A lo lejos se escucha el ladrido de los perros, los grillos

brincan y se apacionan con su canto.

Canto que a ligera la penas, aumenta la soledad;

llena de brillo y de oscuridad; a aquélla alma que camina

suavemente ágil, segura, angustida, pero, llena de dolor.

Con la mente lejana, con el corazón fuera de su sitio,

con la tranquilidad alborotada, con la boca seca, con

la piel tostada por el sol… camina despacito, cómo no

queriendo dejar huella en aquella playa solitaria.

Ella está sola, Él no llegó. No llegó el amor de su vida.

Cñómo alguna vez lo expreso, y lo dijo con el corazón

alborotado de la emoción.

Cuándo se sentía feliz, sonreía y alzaba la voz del

pensamiento y exclamaba al Cielo pidiendo por él.

El barco partió y el nunca volvió. Se llevo a su amado

a tierras lejanas y conflictiva.

Se fue para siempre, con la lejanía de una noche sin fin.

El corazón le escurre de deseo, de sus ojos brotan la tristeza

que se mezcla con la calma de las olas del mar.
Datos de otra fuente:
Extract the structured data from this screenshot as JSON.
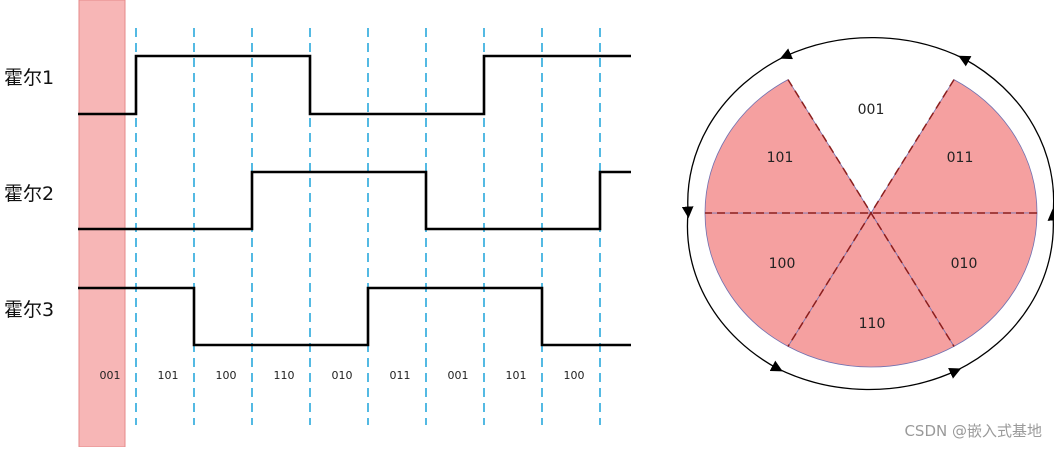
{
  "colors": {
    "highlight_fill": "#f7b6b6",
    "highlight_edge": "#e58a8a",
    "sector_fill": "#f5a0a0",
    "sector_edge": "#7070b0",
    "wave": "#000000",
    "dash": "#29a8dc",
    "watermark": "#9a9a9a"
  },
  "timing": {
    "signals": [
      {
        "label": "霍尔1",
        "levels": [
          0,
          1,
          1,
          1,
          0,
          0,
          0,
          1,
          1,
          1
        ]
      },
      {
        "label": "霍尔2",
        "levels": [
          0,
          0,
          0,
          1,
          1,
          1,
          0,
          0,
          0,
          1
        ]
      },
      {
        "label": "霍尔3",
        "levels": [
          1,
          1,
          0,
          0,
          0,
          1,
          1,
          1,
          0,
          0
        ]
      }
    ],
    "codes": [
      "001",
      "101",
      "100",
      "110",
      "010",
      "011",
      "001",
      "101",
      "100"
    ]
  },
  "circle": {
    "sectors": [
      {
        "label": "001",
        "filled": false
      },
      {
        "label": "011",
        "filled": true
      },
      {
        "label": "010",
        "filled": true
      },
      {
        "label": "110",
        "filled": true
      },
      {
        "label": "100",
        "filled": true
      },
      {
        "label": "101",
        "filled": true
      }
    ]
  },
  "watermark": "CSDN @嵌入式基地"
}
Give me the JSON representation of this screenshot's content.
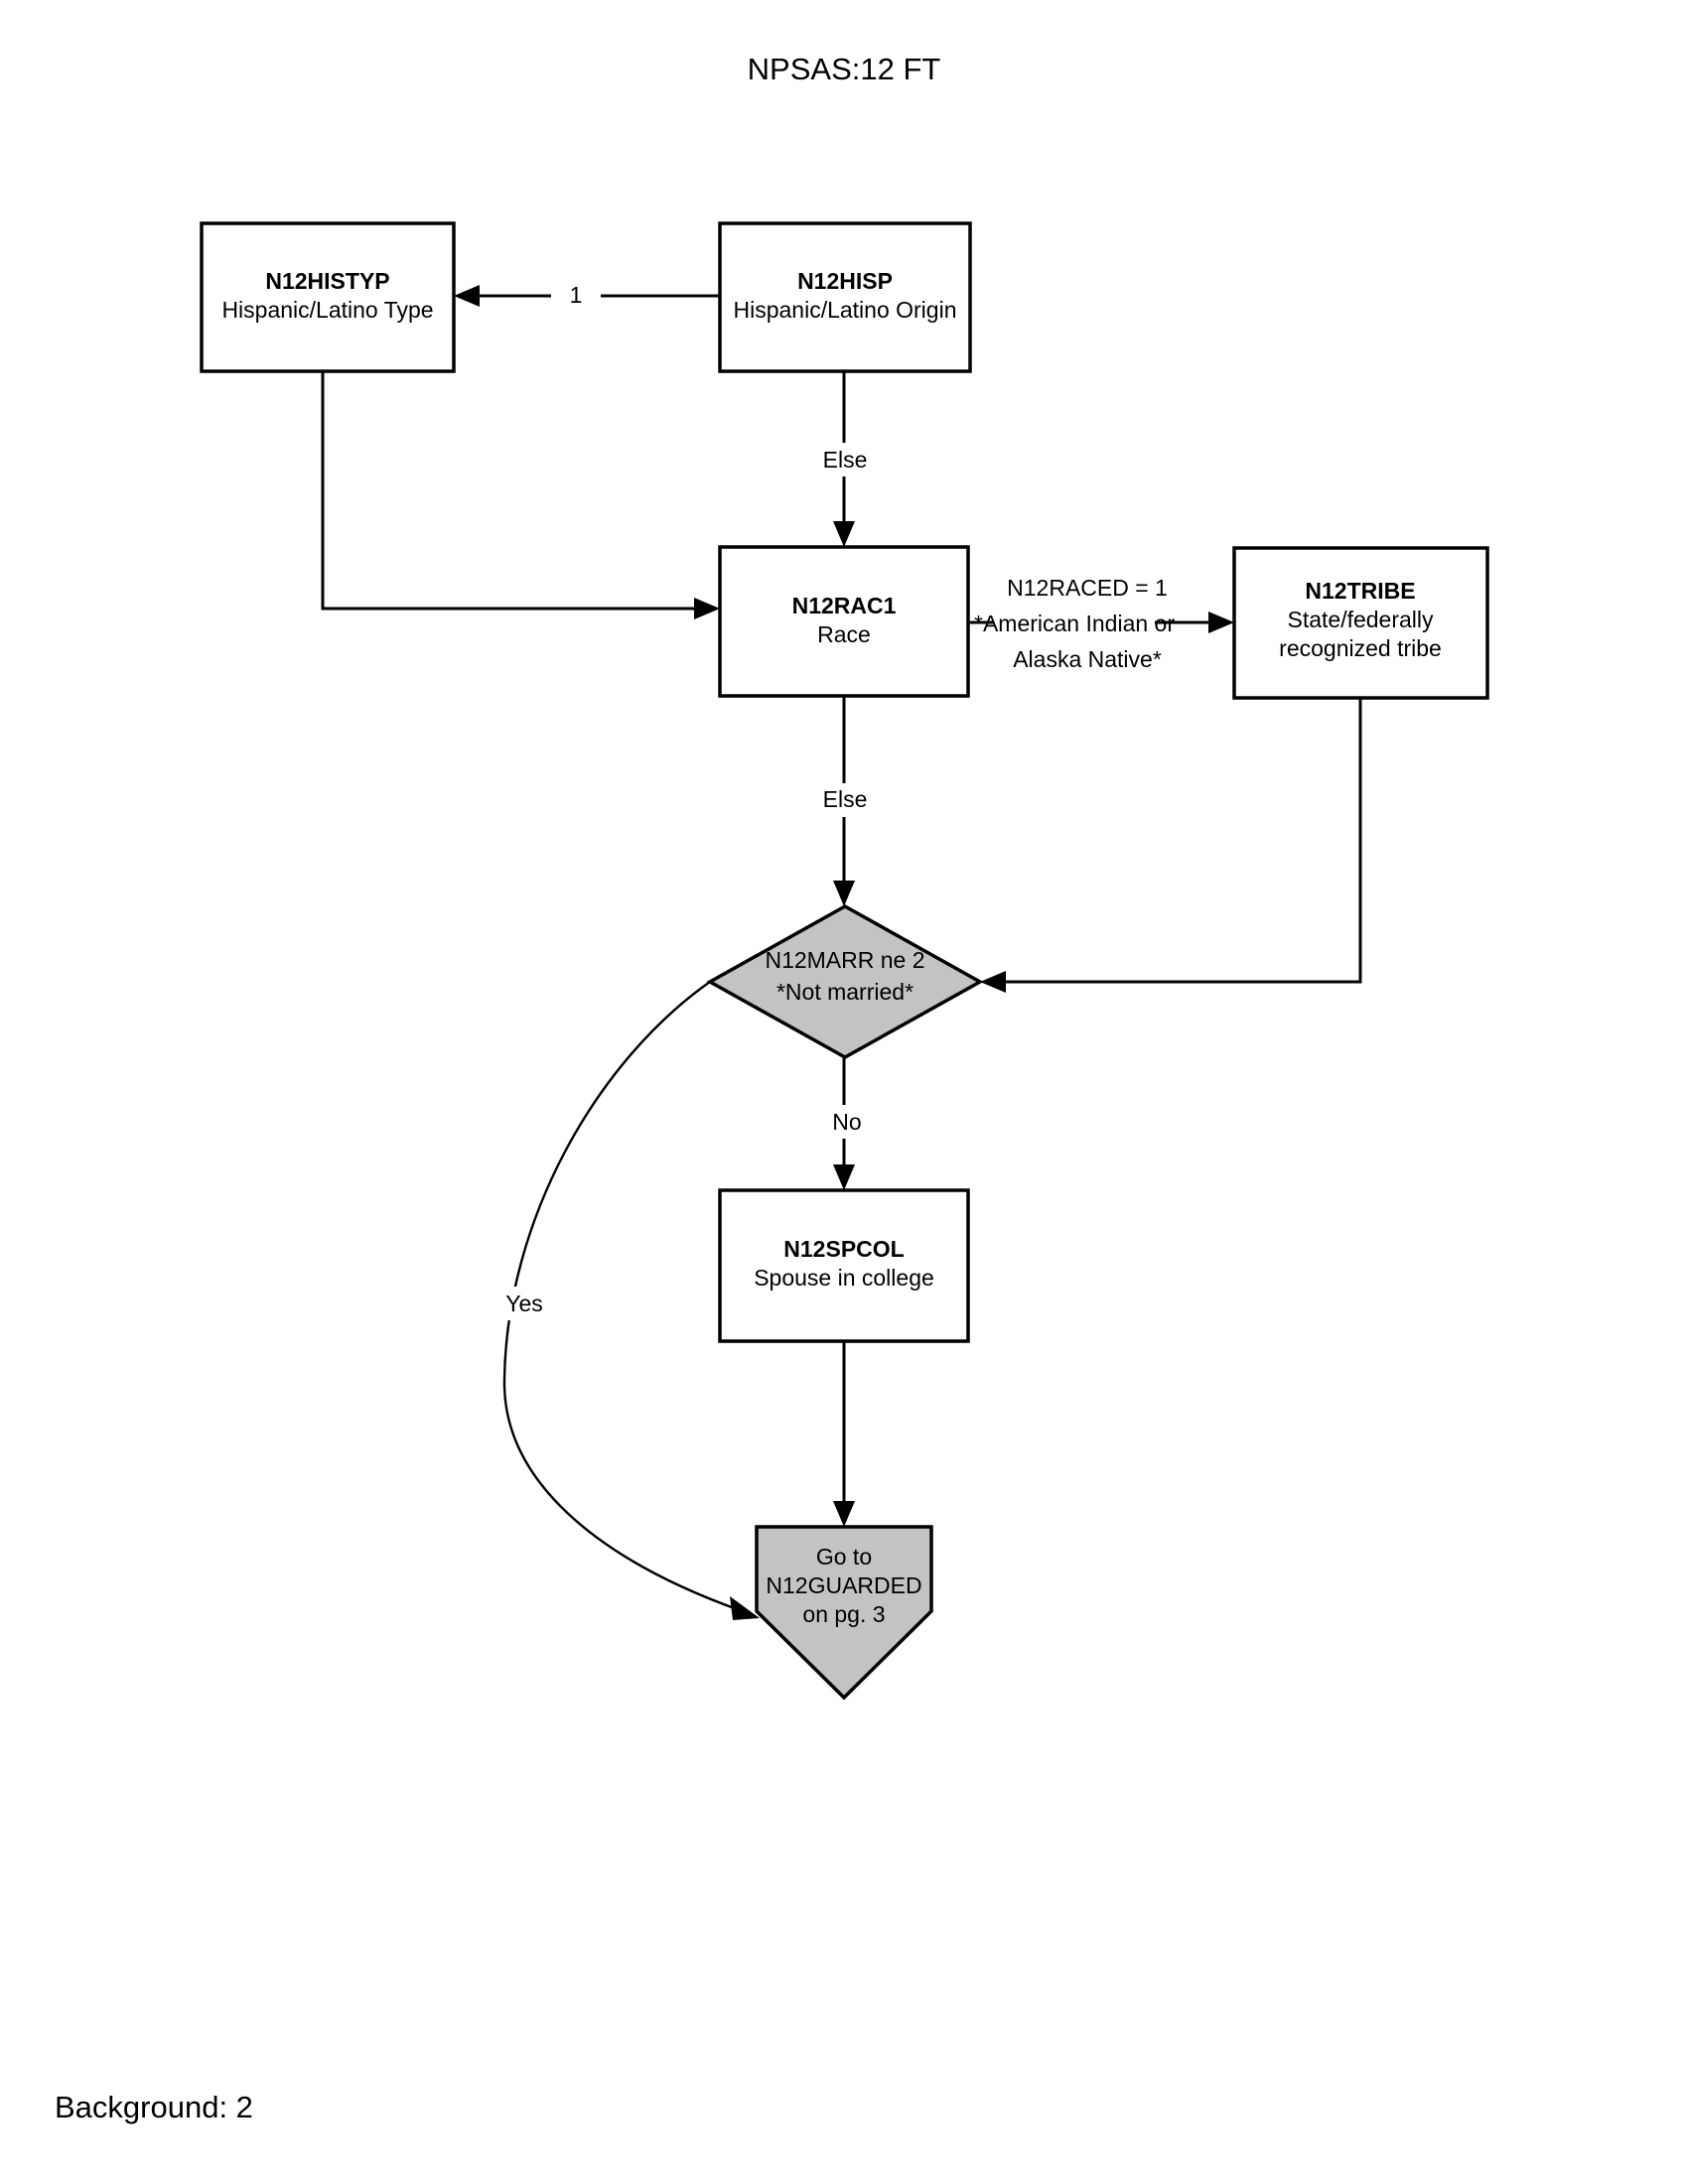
{
  "page": {
    "title": "NPSAS:12 FT",
    "footer": "Background: 2"
  },
  "nodes": {
    "histyp": {
      "id": "N12HISTYP",
      "label": "Hispanic/Latino Type",
      "shape": "process",
      "shaded": false
    },
    "hisp": {
      "id": "N12HISP",
      "label": "Hispanic/Latino Origin",
      "shape": "process",
      "shaded": false
    },
    "rac1": {
      "id": "N12RAC1",
      "label": "Race",
      "shape": "process",
      "shaded": false
    },
    "tribe": {
      "id": "N12TRIBE",
      "label_line1": "State/federally",
      "label_line2": "recognized tribe",
      "shape": "process",
      "shaded": false
    },
    "marr": {
      "line1": "N12MARR ne 2",
      "line2": "*Not married*",
      "shape": "decision",
      "shaded": true
    },
    "spcol": {
      "id": "N12SPCOL",
      "label": "Spouse in college",
      "shape": "process",
      "shaded": false
    },
    "goto": {
      "line1": "Go to",
      "line2": "N12GUARDED",
      "line3": "on pg. 3",
      "shape": "offpage",
      "shaded": true
    }
  },
  "edges": {
    "hisp_to_histyp": "1",
    "hisp_to_rac1": "Else",
    "rac1_to_tribe_line1": "N12RACED = 1",
    "rac1_to_tribe_line2": "*American Indian or",
    "rac1_to_tribe_line3": "Alaska Native*",
    "rac1_to_marr": "Else",
    "marr_no": "No",
    "marr_yes": "Yes"
  },
  "colors": {
    "shaded_fill": "#c3c3c3",
    "node_fill": "#ffffff",
    "stroke": "#000000",
    "background": "#ffffff"
  }
}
Llora, y su llanto son cómo pequeños cristales, que se le

encaja cada vez más al suspirar por su amado.

Pelea con la vida, y le reclama diciéndole, preguntándole,

el porqué se encapricho en quitarle el amor de su vida.

El amor de Ella, voló al lejano  Oriente, el  Ejército,

lo envió a la Gulerra.

Nunca más volvió. No se supo nada de él,

no encontraron su cuerpo Y Ella sola se quedó…sin él y

con el corazón destrozado por el dolor.

El corazón le escurre de deseo; de salir a buscarlo

de encontrarlo, y decirle, de cuánto le ama.
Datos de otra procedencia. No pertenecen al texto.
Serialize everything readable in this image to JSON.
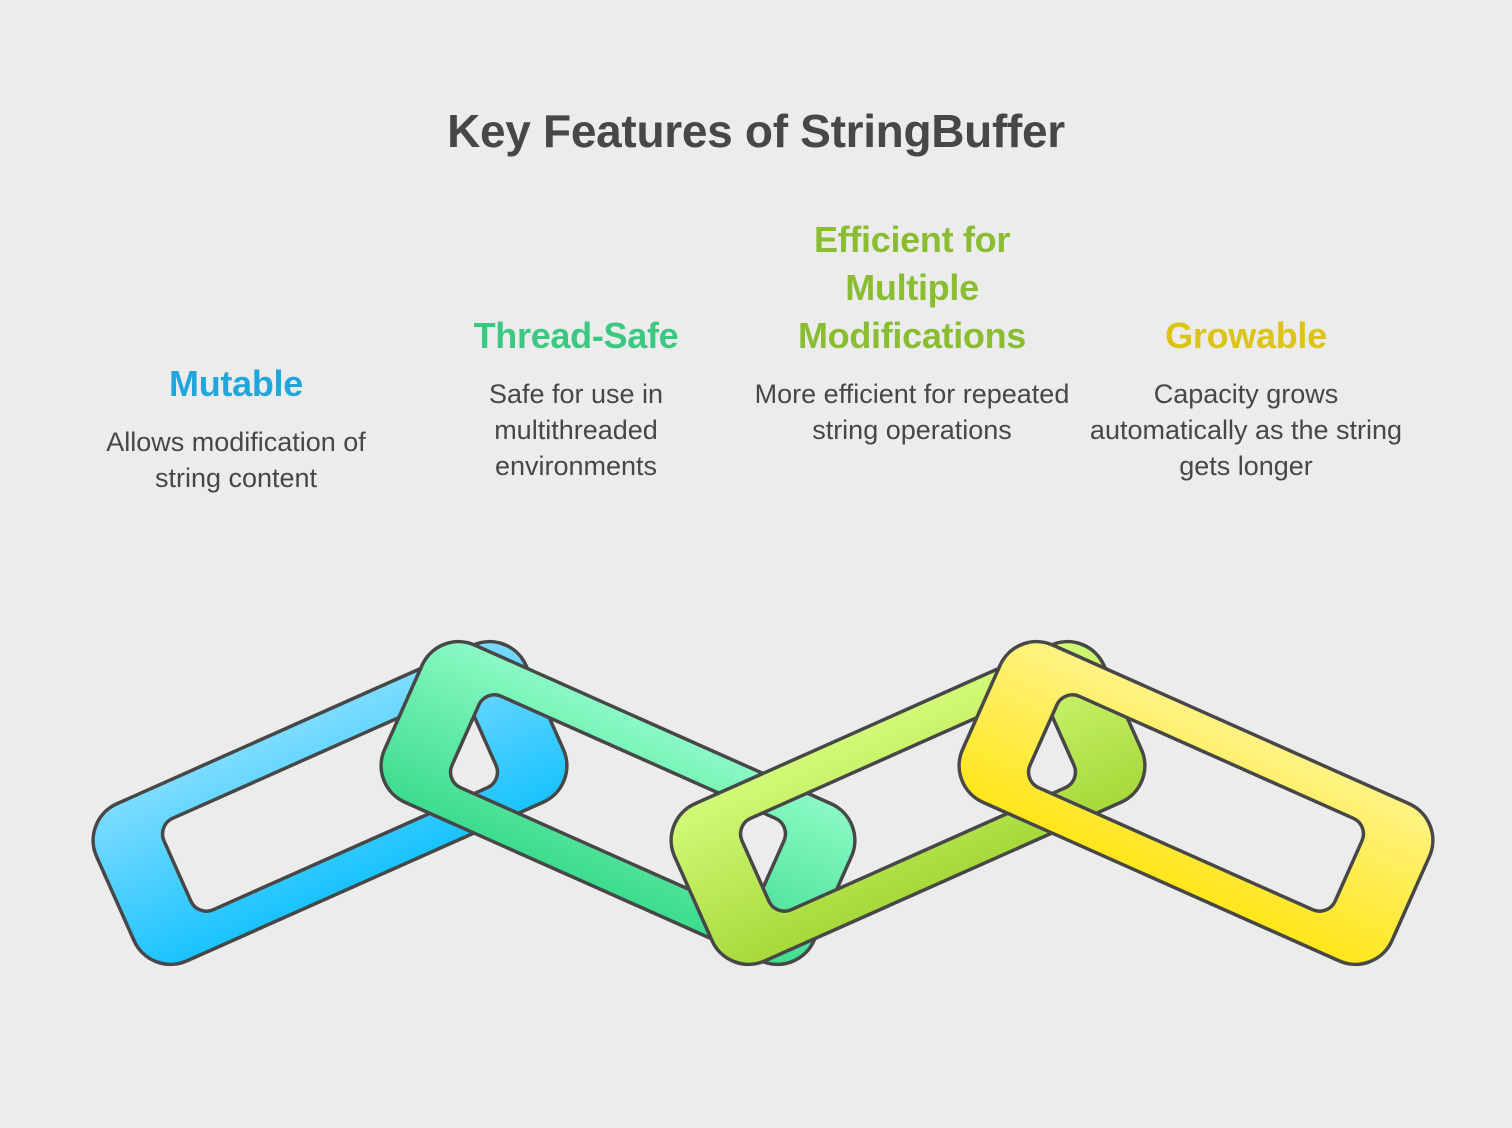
{
  "title": "Key Features of StringBuffer",
  "features": [
    {
      "heading": "Mutable",
      "description": "Allows modification of string content",
      "color": "#1fa7dd",
      "gradient": [
        "#7ddcff",
        "#19c3ff"
      ]
    },
    {
      "heading": "Thread-Safe",
      "description": "Safe for use in multithreaded environments",
      "color": "#3cc882",
      "gradient": [
        "#8afac4",
        "#3ddc8e"
      ]
    },
    {
      "heading": "Efficient for Multiple Modifications",
      "description": "More efficient for repeated string operations",
      "color": "#8abd32",
      "gradient": [
        "#d2fa78",
        "#a6d93a"
      ]
    },
    {
      "heading": "Growable",
      "description": "Capacity grows automatically as the string gets longer",
      "color": "#dcc414",
      "gradient": [
        "#fff384",
        "#ffe61a"
      ]
    }
  ]
}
Llora y se siente sola, triste, y camina como sonámbula

Se siente cómo aquél barco a la deriva, que se perdió

en el mar. Y nunca mas regresó.

Grita de desesperación, clama piedad y dice:

Señor mio, Tú que alguna vez compaginaste mi alma

con la de él, Tú que lo diseñaste para mi.

Tú que me regaste la felicidad a su lado,y con él

aprendí a jugar el juego llamado “Amor”.

Hoy te pregunto: ¿Puedes llevarme a su lado y permitirme

abrazarlo, aunque, sea por unos minutos?

Por favor ten piedad de los dos.

Ayudame.

El tiempo paso y ningún mensaje recibió.

Y Ella sigue el camino de la soledad y del do!or.
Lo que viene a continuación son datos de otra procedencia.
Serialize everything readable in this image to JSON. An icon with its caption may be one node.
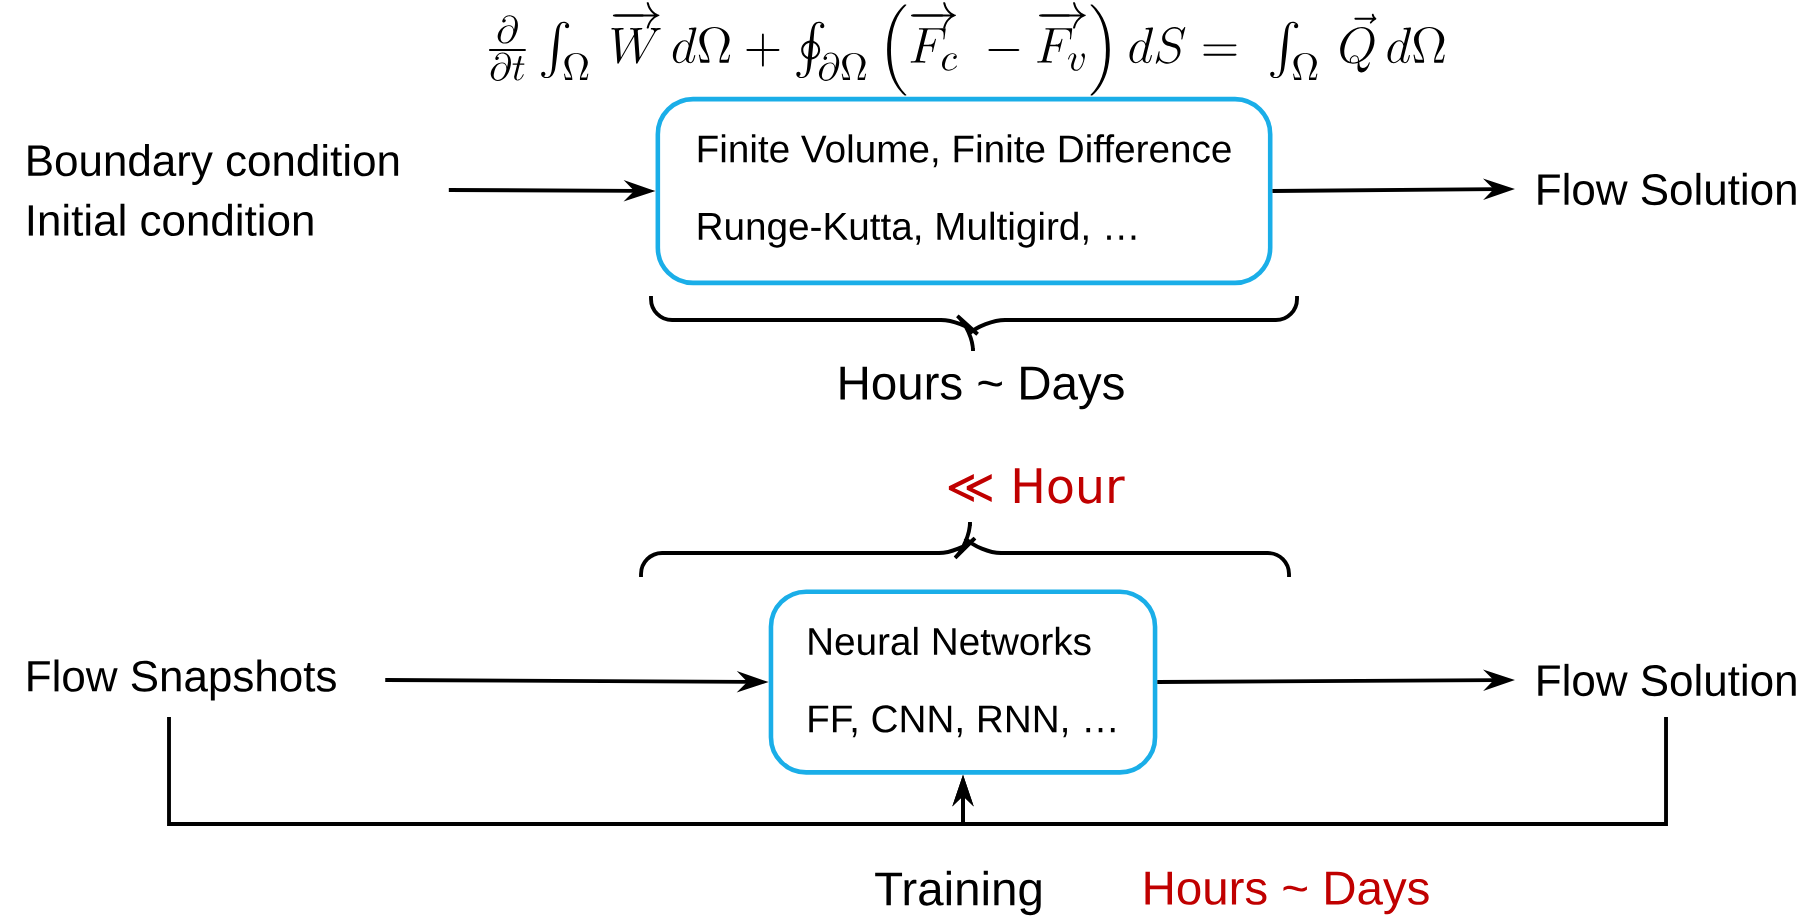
{
  "diagram": {
    "nodes": [
      {
        "text": [
          "Boundary condition",
          "Initial condition"
        ]
      },
      {
        "text": [
          "Finite Volume, Finite Difference",
          "Runge-Kutta, Multigird, …"
        ]
      },
      {
        "text": [
          "Flow Solution"
        ]
      },
      {
        "text": [
          "Flow Snapshots"
        ]
      },
      {
        "text": [
          "Neural Networks",
          "FF, CNN, RNN, …"
        ]
      },
      {
        "text": [
          "Flow Solution"
        ]
      }
    ],
    "edges": [
      {
        "from": 0,
        "to": 1,
        "arrow": "to"
      },
      {
        "from": 1,
        "to": 2,
        "arrow": "to"
      },
      {
        "from": 3,
        "to": 4,
        "arrow": "to"
      },
      {
        "from": 4,
        "to": 5,
        "arrow": "to"
      },
      {
        "from": 3,
        "to": 4,
        "arrow": "to"
      },
      {
        "from": 5,
        "to": 4,
        "arrow": "to"
      }
    ],
    "labels": [
      "\\frac{\\partial}{\\partial t}\\int_{\\Omega}\\,\\overrightarrow{W}\\,d\\Omega+\\oint_{\\partial\\Omega}\\left(\\overrightarrow{F_c}\\;-\\overrightarrow{F_v}\\right)dS=\\;\\int_{\\Omega}\\,\\vec{Q}\\,d\\Omega",
      "Hours ~ Days",
      "≪ Hour",
      "Training",
      "Hours ~ Days"
    ]
  }
}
Dolor de no saber nada de él, y del no poderse despedir.

Suplica, llora al Cielo, más éste no le responde.

Ella esta suspendida entre la vida y la muerte.

Navega con la Bandera del dolor, del olvido, del perdón

pero, con el corazón que le escurre de amor.

El deseo le escurre por todos lados,  éste salpicando

va, por doquiera que pasa.

Y a pesar del tiempo transcurrido, Ella sigue

anclada en aquella bahía.

Y con el corazón escurriéndole de deseo.